A Poem/Journal Entry From Thailand

     If you’re like me, one of your fondest memories from Thailand was the thunderstorm. Maybe it was an odd midwestern homesickness, but I had been in the country for months and when the first thunderstorm started brewing off the coast, I was ecstatic.

     Around the same time, I was trying to reconcile what I had learned and experienced with what I observed to be the experiences going on around me. What follows is something I wrote shortly after leaving Thailand over 10 years ago. It’s equal parts poem and journal entry.

     Just because we share an environment, doesn’t mean we share experiences. 

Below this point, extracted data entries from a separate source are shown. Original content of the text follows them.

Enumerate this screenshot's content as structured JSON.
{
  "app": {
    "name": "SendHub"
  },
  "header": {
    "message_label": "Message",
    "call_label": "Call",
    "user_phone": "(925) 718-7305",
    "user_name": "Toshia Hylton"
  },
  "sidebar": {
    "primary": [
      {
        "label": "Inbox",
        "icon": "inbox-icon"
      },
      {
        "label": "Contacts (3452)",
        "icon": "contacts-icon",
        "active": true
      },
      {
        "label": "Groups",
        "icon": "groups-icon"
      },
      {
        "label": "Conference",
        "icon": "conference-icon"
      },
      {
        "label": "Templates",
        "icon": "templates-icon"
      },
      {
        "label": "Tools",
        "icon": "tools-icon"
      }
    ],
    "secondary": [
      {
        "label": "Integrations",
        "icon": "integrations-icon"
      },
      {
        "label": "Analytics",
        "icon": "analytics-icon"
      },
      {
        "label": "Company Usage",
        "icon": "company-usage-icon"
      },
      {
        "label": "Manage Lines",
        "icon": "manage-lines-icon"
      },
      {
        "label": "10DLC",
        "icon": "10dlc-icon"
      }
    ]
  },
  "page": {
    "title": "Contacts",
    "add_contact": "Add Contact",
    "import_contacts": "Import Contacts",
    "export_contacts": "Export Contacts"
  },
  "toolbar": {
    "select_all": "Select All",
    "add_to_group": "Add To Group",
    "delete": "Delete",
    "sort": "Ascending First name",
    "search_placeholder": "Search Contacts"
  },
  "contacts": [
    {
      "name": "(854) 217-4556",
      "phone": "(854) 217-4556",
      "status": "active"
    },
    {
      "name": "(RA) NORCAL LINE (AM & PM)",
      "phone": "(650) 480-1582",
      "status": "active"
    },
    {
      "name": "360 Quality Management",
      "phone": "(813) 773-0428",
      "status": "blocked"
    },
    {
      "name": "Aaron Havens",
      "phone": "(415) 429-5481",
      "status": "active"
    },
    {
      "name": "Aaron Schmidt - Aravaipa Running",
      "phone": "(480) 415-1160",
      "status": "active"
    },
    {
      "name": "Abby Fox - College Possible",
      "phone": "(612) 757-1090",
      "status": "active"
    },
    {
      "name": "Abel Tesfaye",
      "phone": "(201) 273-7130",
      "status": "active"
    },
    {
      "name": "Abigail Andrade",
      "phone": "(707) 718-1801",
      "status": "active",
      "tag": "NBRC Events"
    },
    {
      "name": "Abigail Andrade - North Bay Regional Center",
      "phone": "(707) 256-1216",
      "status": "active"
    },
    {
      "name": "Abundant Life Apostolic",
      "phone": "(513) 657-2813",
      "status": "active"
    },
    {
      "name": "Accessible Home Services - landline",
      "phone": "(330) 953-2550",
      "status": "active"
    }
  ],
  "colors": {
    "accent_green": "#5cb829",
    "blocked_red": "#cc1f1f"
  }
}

“Some More Drowning Horizons”

     The smell of the storm days before it struck had my insides boiling over. Such anticipation for the return of this friend, almost forgotten in my new environment. The snap of its arrival rolled through the gaps the temples left on the landscape. Not the temples with sitting statues in them, the ones with open bars, the ones built for the wanderers hoping to find the freedom they couldn’t find back home. I’ve never understood why people think they can go to Paradise and find anything that they didn’t pack in their suitcase. There are all sorts of things to find on the way to Paradise, but no one thinks to look there.

     These 6’6” potbellied wanderers with disappearing hair would get distracted from their freedom search by the loneliness, I think. They would trade currency for food, liquor, and the most versatile commodity offered: company. By day, “company” was a 5-foot, 95-pound translator to be yelled at for not translating quickly enough. It was her fault she had not become fluently bilingual since leaving her village to support her extended family. The men’s money is appreciated, though. Of course, the family thinks the men are a factory with sardine housing and no safety inspector. It’s better than accepting how the money is earned at night. The men make new friends and the girls keep their families from starving. Fair trade.

     I knew a girl like this, Jainy. I think the name came from a song. Never did discover her real name… or actually speak with her… We traded smiles once. She was quiet, gentle, and must have had a room in my building to make her temple. I saw her with 2 or 3 different men the times I took a late and solitary dinner at the restaurant downstairs. The sunlight was hers; the turtle men needed to rest. The restaurant gave her a bucket of fried rice. I saw her sharing the meal with the dogs that had claimed the beach as their home. I sat back in the nook that I dug myself in the dune and watched these friends play. Someone appreciated her gentleness. She could still find joy in simple moments. I was envious.

     Later, I ran after the storm’s smell through the lobby, walked along the pool, (safety first) passed my beach nook and onto the island that would soon be disappearing. It was low tide, but the skies were trying to make up for it. There was a swirl of cotton candy up there so deeply purple that it was falling into pink. The colors rolled together, surrounded by that cloud gray that only the birds know the name for. With calm resolve, the clouds came towards me. I danced. The waves on the sea crashed onto my island; the wave of rain swept across my body. My soul leapt, washed and rejuvenated. I felt a tear in my chest for those remaining, stained in the temples.